A chi dice che Chernobyl è stato soltanto un incidente e non una catastrofe si risponde: «Degli oltre 600 mila likvidatory – tecnici, pompieri e soldati – che dall'Ucraìna, Russia e Bielorussia furono spediti a Chernobyl per tentare di arginare il disastro, 45 mila sono morti. E 120 mila sono rimasti gravemente invalidi».
E, ancora, l'Accademia delle Scienze di Mosca cita i dati di una ricerca secondo la quale, tra il 1990 e il 2004, la nube radioattiva avrebbe ucciso 67 mila persone. Solo in Russia.
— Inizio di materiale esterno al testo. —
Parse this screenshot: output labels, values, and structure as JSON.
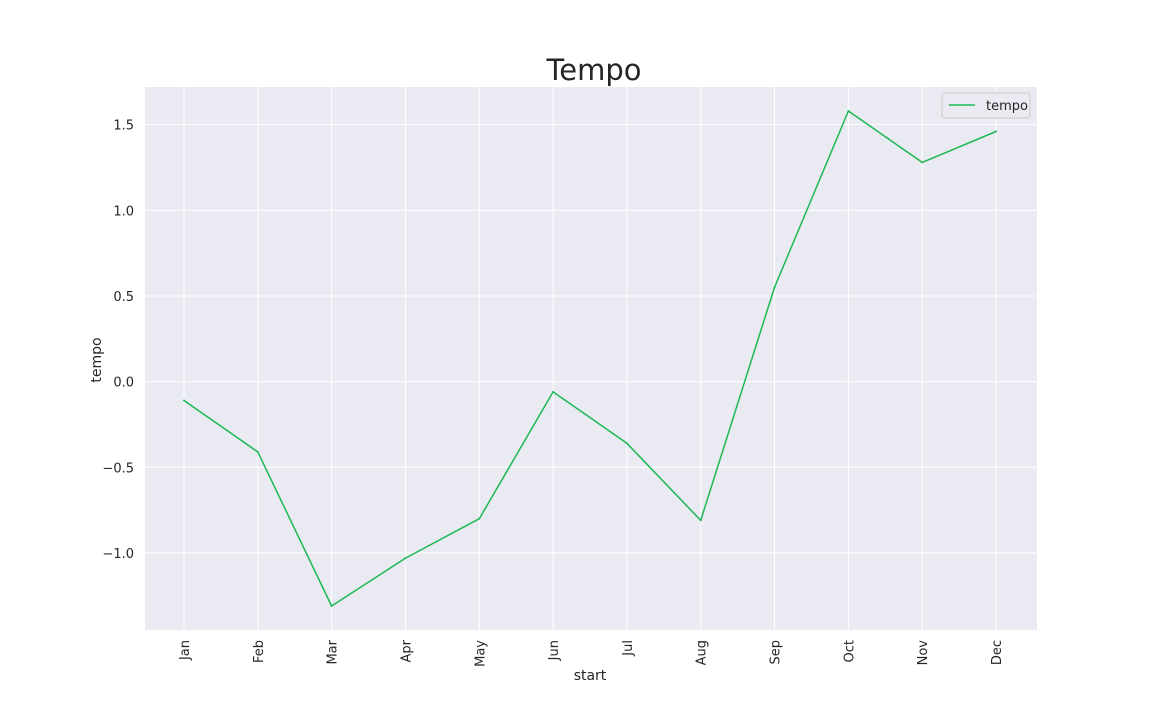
{
  "chart_data": {
    "type": "line",
    "title": "Tempo",
    "xlabel": "start",
    "ylabel": "tempo",
    "categories": [
      "Jan",
      "Feb",
      "Mar",
      "Apr",
      "May",
      "Jun",
      "Jul",
      "Aug",
      "Sep",
      "Oct",
      "Nov",
      "Dec"
    ],
    "series": [
      {
        "name": "tempo",
        "color": "#1db954",
        "values": [
          -0.11,
          -0.41,
          -1.31,
          -1.03,
          -0.8,
          -0.06,
          -0.36,
          -0.81,
          0.55,
          1.58,
          1.28,
          1.46
        ]
      }
    ],
    "yticks": [
      -1.0,
      -0.5,
      0.0,
      0.5,
      1.0,
      1.5
    ],
    "ytick_labels": [
      "−1.0",
      "−0.5",
      "0.0",
      "0.5",
      "1.0",
      "1.5"
    ],
    "ylim": [
      -1.45,
      1.72
    ],
    "grid": true,
    "legend_position": "top-right",
    "background_color": "#eaeaf2",
    "grid_color": "#ffffff"
  }
}
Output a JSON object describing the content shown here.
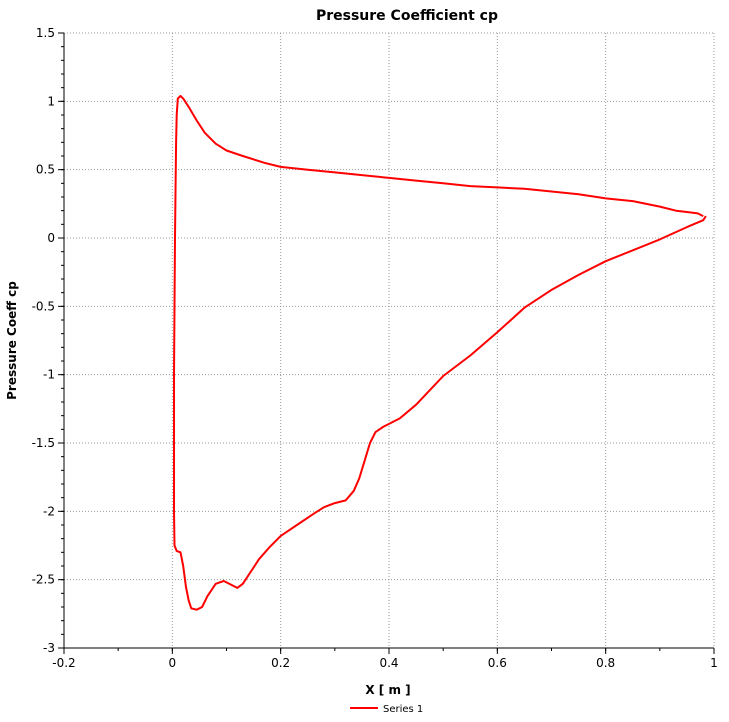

Come districarsi fra questi numeri, valutazioni discordanti e previsioni nefaste? A 24 anni da quello scoppio, due cose sono certe: ogni anno, nell'Ospedale oncologico di Kyjiv, arrivano – e vengono ricoverati – oltre duemila bambini. L'abbiamo saputo da una fonte attendibile fra Kyjiv e il confine bielorusso. Seconda cosa: la maggior parte dei dati sono sotto chiave negli archivi di Mosca. La quale li considera segreti di Stato. Quindi inaccessibili all'Ucraìna, teatro della tragedia. Che, nel 1991, divenne indipendente.